The Indian presidency of G20 is one of the many signs that the world today recognises the strategic importance of India. As a part of G20 initiatives, India has proposed the Startup20 engagement group to give startups the required focus. On the eve of its inception meeting in Hyderabad on January 28 and 29, 2023, Dr Chintan Vaishnav, Chairperson of Startup20, senior lecturer at MIT Sloan, and Mission Director at Atal Innovation, shared the vision and goals of Startup20 with Shradha Sharma, Founder & CEO of YourStory.
India’s G20 presidency has come at a critical juncture when new realities of the post-pandemic world are still emerging. Dr Vaishnav pointed out that it is still to be ascertained whether many of the shifts observed during the pandemic are permanent or not. For example, organisational process changes due to remote working, rural-urban distribution changes due to labour migration, changes in delivery mechanism of education and healthcare are still in a flux.

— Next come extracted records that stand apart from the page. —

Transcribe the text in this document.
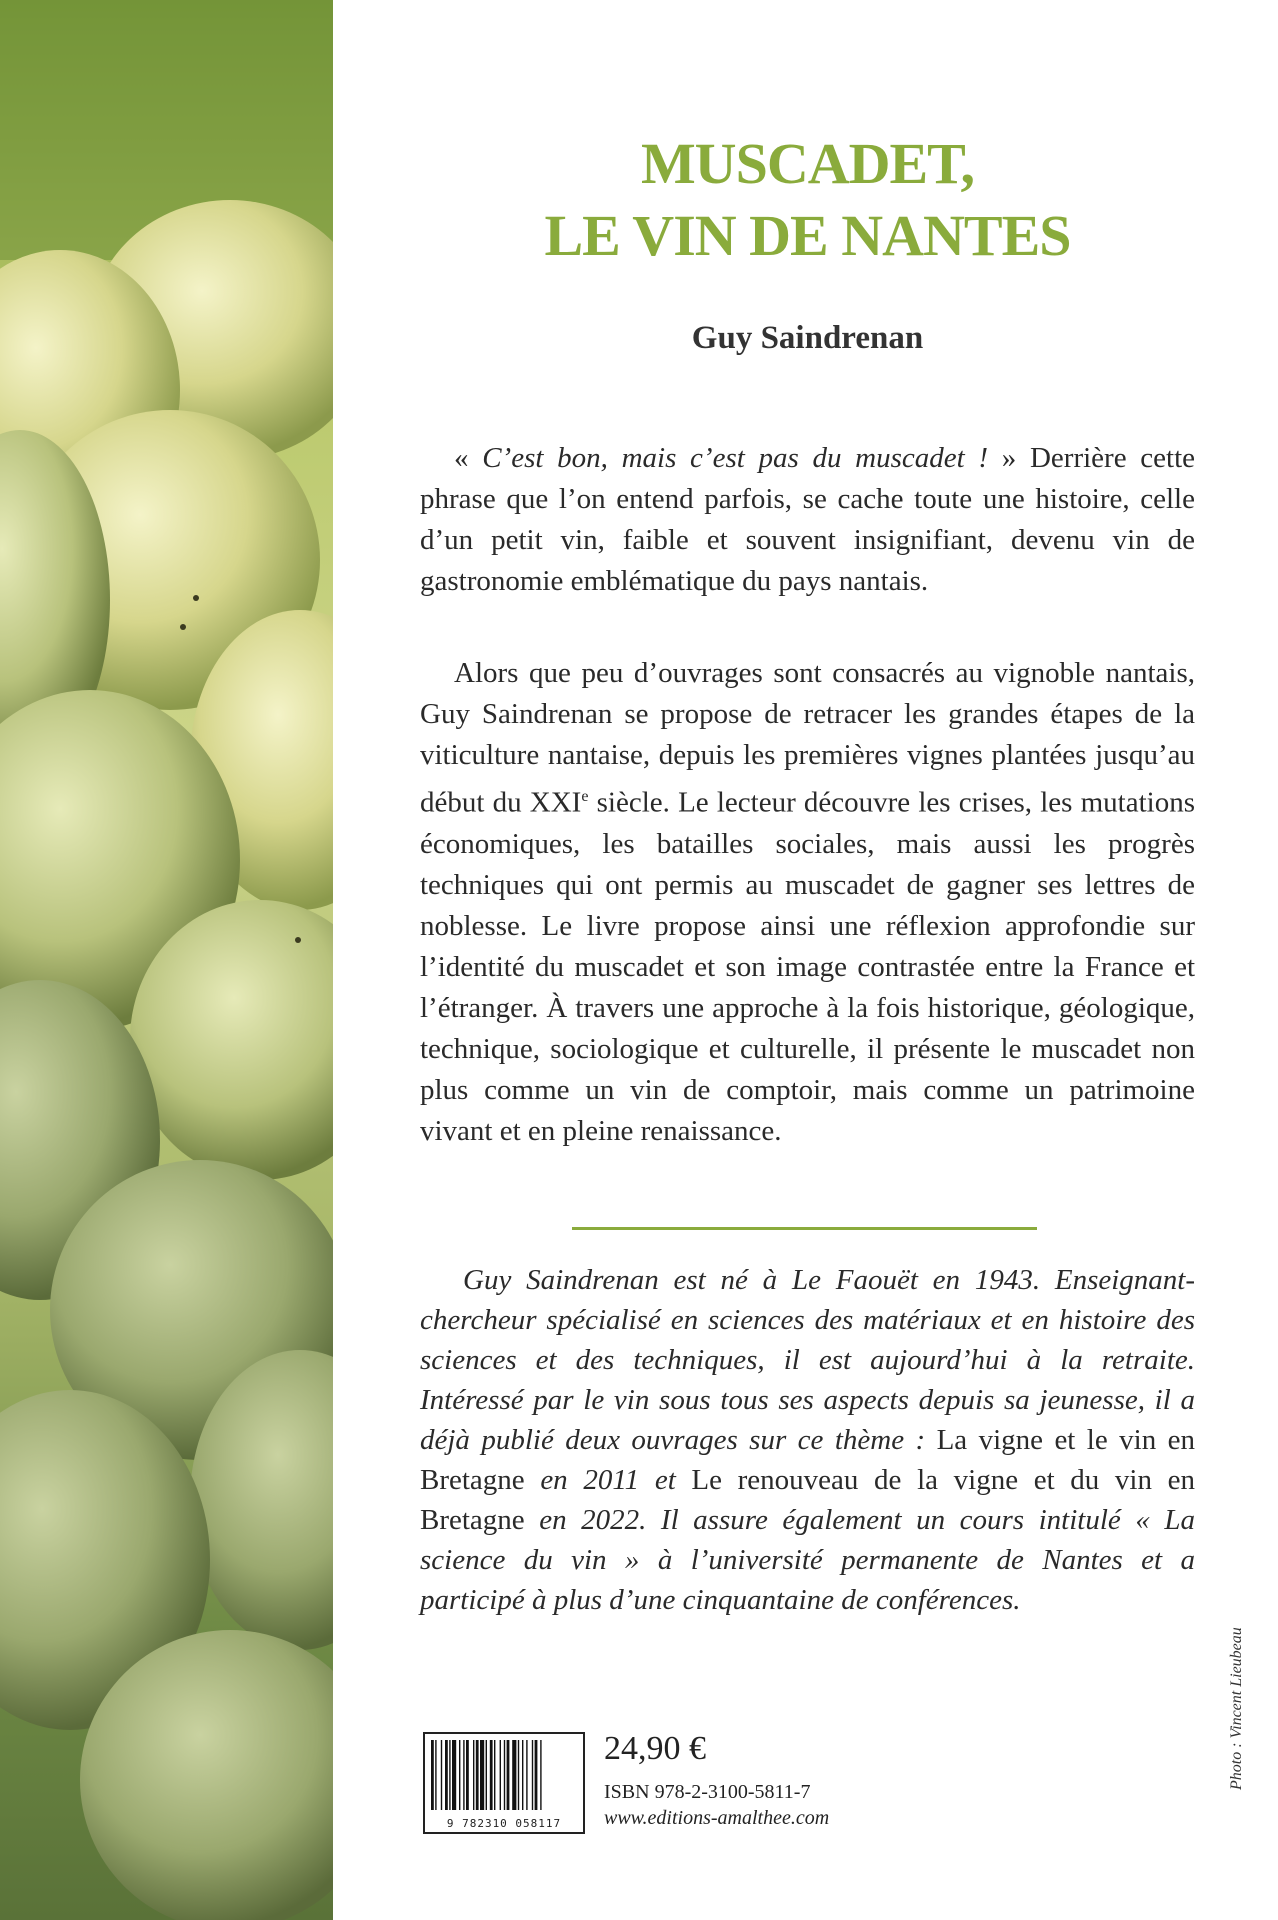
MUSCADET,
LE VIN DE NANTES
Guy Saindrenan

« C’est bon, mais c’est pas du muscadet ! » Derrière cette phrase que l’on entend parfois, se cache toute une histoire, celle d’un petit vin, faible et souvent insignifiant, devenu vin de gastronomie emblématique du pays nantais.

Alors que peu d’ouvrages sont consacrés au vignoble nantais, Guy Saindrenan se propose de retracer les grandes étapes de la viticulture nantaise, depuis les premières vignes plantées jusqu’au début du XXIe siècle. Le lecteur découvre les crises, les mutations économiques, les batailles sociales, mais aussi les progrès techniques qui ont permis au muscadet de gagner ses lettres de noblesse. Le livre propose ainsi une réflexion approfondie sur l’identité du muscadet et son image contrastée entre la France et l’étranger. À travers une approche à la fois historique, géologique, technique, sociologique et culturelle, il présente le muscadet non plus comme un vin de comptoir, mais comme un patrimoine vivant et en pleine renaissance.

Guy Saindrenan est né à Le Faouët en 1943. Enseignant-chercheur spécialisé en sciences des matériaux et en histoire des sciences et des techniques, il est aujourd’hui à la retraite. Intéressé par le vin sous tous ses aspects depuis sa jeunesse, il a déjà publié deux ouvrages sur ce thème : La vigne et le vin en Bretagne en 2011 et Le renouveau de la vigne et du vin en Bretagne en 2022. Il assure également un cours intitulé « La science du vin » à l’université permanente de Nantes et a participé à plus d’une cinquantaine de conférences.

9 782310 058117
24,90 €
ISBN 978-2-3100-5811-7
www.editions-amalthee.com
Photo : Vincent Lieubeau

“All of these are open questions,” Dr Vaishnav said. He added that India, being somewhere at the middle of the continuum of developed nations on one side and emerging economies on the other, is best positioned to understand both worlds and take everyone along.
“There is perhaps nobody better than us to represent the whole world at this juncture” Dr Vaishnav reflected talking about the integrative spirit India brings to the table with its age-old philosophy of “Vasudhaiva Kutumbakam”, i.e., the world is one family.
Elaborating on the rationale behind a group like Startup20, he shared that while G20 had been addressing the startup agenda, it was being done so as a part of various other groups. For example, Business20 has been one such group. However, since its mandate is also to look into the needs of large corporations, startups don’t get adequate attention. In this context, formation of startup20 will enable driving a charter specifically for startups. Being agile by nature, startups have played a critical role during the pandemic in solving business and operational challenges along with enabling key areas such as vaccination.
“We as a world have the responsibility to leverage this agility,” Dr Vaishnav emphasised. One of the first steps of this engagement group will be to prepare a policy communique articulating how all the member countries want their startup ecosystems to work together. Since it’s a new group, Dr Vaishnav feels that its success will lie in member countries being able to feel that their ambitions are being enabled. On the other hand, the group will need to offer something that start-ups will value.
Startup20 has identified three specific focus areas, namely foundations and alliances, finance and inclusion, and sustainability. Foundations will create a shared understanding of how a startup is defined in various countries. Alliances is about looking into linkages that exist in the startup ecosystem, e.g., across governments, investors, incubators, etc; identifying the best practices therein and scaling them. Finance looks into funding of startups across the participating economies. Inclusion and sustainability works at two levels. Firstly, it seeks to identify startups who can make the world more inclusive and sustainable, and find ways to scale them. Secondly, it will work on creating the architecture of an innovation ecosystem which is inclusive to begin with, not differentiating between entrepreneurs based on gender, ability to speak English or whether someone is based in an urban hub or remote rural location.
Dr Vaishnav’s own journey to becoming the chairperson of Startup20 is proof of human potential that can be unlocked if things like language and domicile don’t become obstacles. He studied in a Gujarati medium till 12th grade in Vadodara, a small town, thereafter moving to Bengaluru for engineering, which is when he was forced to learn English.
After a post-engineering job stint at a heavy engineering company, he left for Colorado for his degree in electrical and computer engineering. Dr Vaishnav gravitated towards studying networks, based on what a scientist had told him during his internship at ISRO about the country needing many communications engineers in the future. He entered the haloed chambers of Bell Labs after his masters, where despite meeting some of the best minds he felt a growing sense of dissatisfaction. He realised that while they were producing a lot of technology, it wasn’t creating impact on some of the world’s most pressing problems such as hunger and poverty.
“As an engineer, one got taught how to make technology, but one had no tools to understand what happens once you make something,” Dr Vaishnav explained. This led him to quit his job and seek a PhD at MIT to study the cross-section of engineering and social sciences. Serendipitously, Ratan Tata happened to visit MIT in the same period seeking to allocate funds to train engineers and managers on how to think of problems of the under-served communities. Dr Vaishnav ended up being a part of the founding team of the Tata Center at MIT. By then, he had been visiting rural India for two to three months every year, which helped him understand how technology influences society.
Dr Vaishnav’s experiences have shaped his philosophy on startups and he believes they are the linchpins in solving global problems. He elaborated using the example of climate change, as to how large incumbent companies in sectors like fertiliser, steel or cement will be reluctant to invest in redesign of core processes and disrupt themselves. It will need startups to drive that change and adoption curve.
Dr Vaishnav is of the strong opinion that none of the world’s large problems can be solved in isolation and it requires global collaboration and scale. Reminiscing what someone once told him, he summed up saying, “Scaling what works is very different from working at scale” and that Startup20 is just the kind of platform that will enable startups to think at scale right from their inception.